Ergonomic modifications can help to control symptoms, but optimal health may require collaborative treatment incorporating psychosocial and psychological elements of illness (34, 47-49).

Patient reassurance, supportive palliative treatment, and periodic observation (monitoring) may be the best management strategy (19, 26). It may prove optimal to provide collaborative care with surgeons, non-operative providers, hand therapists, and cognitive behavioral therapists (psychologists) working together to help patients be as healthy as possible.
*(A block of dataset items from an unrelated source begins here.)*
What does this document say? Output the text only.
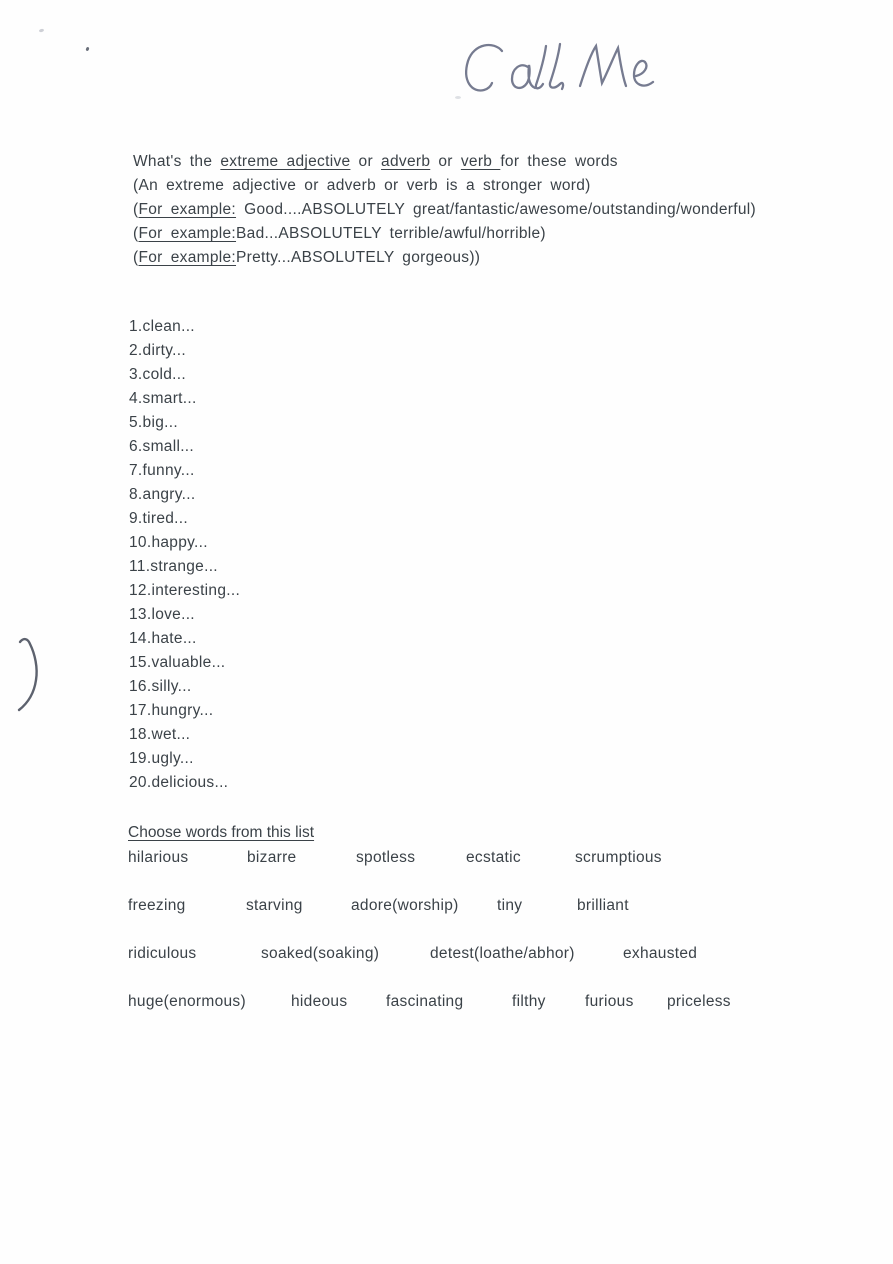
What's the extreme adjective or adverb or verb for these words
(An extreme adjective or adverb or verb is a stronger word)
(For example: Good....ABSOLUTELY great/fantastic/awesome/outstanding/wonderful)
(For example:Bad...ABSOLUTELY terrible/awful/horrible)
(For example:Pretty...ABSOLUTELY gorgeous))
1.clean...
2.dirty...
3.cold...
4.smart...
5.big...
6.small...
7.funny...
8.angry...
9.tired...
10.happy...
11.strange...
12.interesting...
13.love...
14.hate...
15.valuable...
16.silly...
17.hungry...
18.wet...
19.ugly...
20.delicious...
Choose words from this list
hilarious	bizarre	spotless	ecstatic	scrumptious
freezing	starving	adore(worship) tiny	brilliant
ridiculous	soaked(soaking)	detest(loathe/abhor)	exhausted
huge(enormous)	hideous fascinating	filthy	furious priceless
Treatments that improve coping mechanisms in work and away from work are useful (32). Self-efficacy or the belief that one has the ability to succeed in spite of symptoms or impairment is a cognitive factor associated with less pain and disability. Self-efficacy should be taught and practiced (50, 51).

Psychological interventions such as cognitive behavioral therapy and biofeedback appear to be effective (52). Rational emotional therapy (RET) which is a kind of cognitive therapy that helps a patient to replace irrational beliefs with rational assumptions is effective (28).

The traditional biomedical model for illness seems inadequate. A comprehensive biopsychosocial model with special emphasizes on psychological, social, cultural and biological aspects seem preferable. In the biopsychosocial model, it is recognized that the correlation between nociception (the physiology of actual or potential tissue damage) and pain (an unpleasant sensory and emotional experience in response to nociception) is limited and other determinants as other factors merit consideration.

Treatment of idiopathic arm pain can be very frustrating. Physicians may even aggravate patients’ symptoms by an inappropriate reaction that unintentionally encourages maladaptive illness behavior. An honest explanation of the uncertain cause of disease and empathy regarding psychological stressors may help the patient even though at first these are very unexpected from a hand surgeon (19, 26, 34).

Challenge is a part of life. Many people choose the role of patient. We doctors can encourage attention to optimizing coping strategies, adaption, and optimism, along with acceptance of uncertainty, probability, and the limits of modern medicine.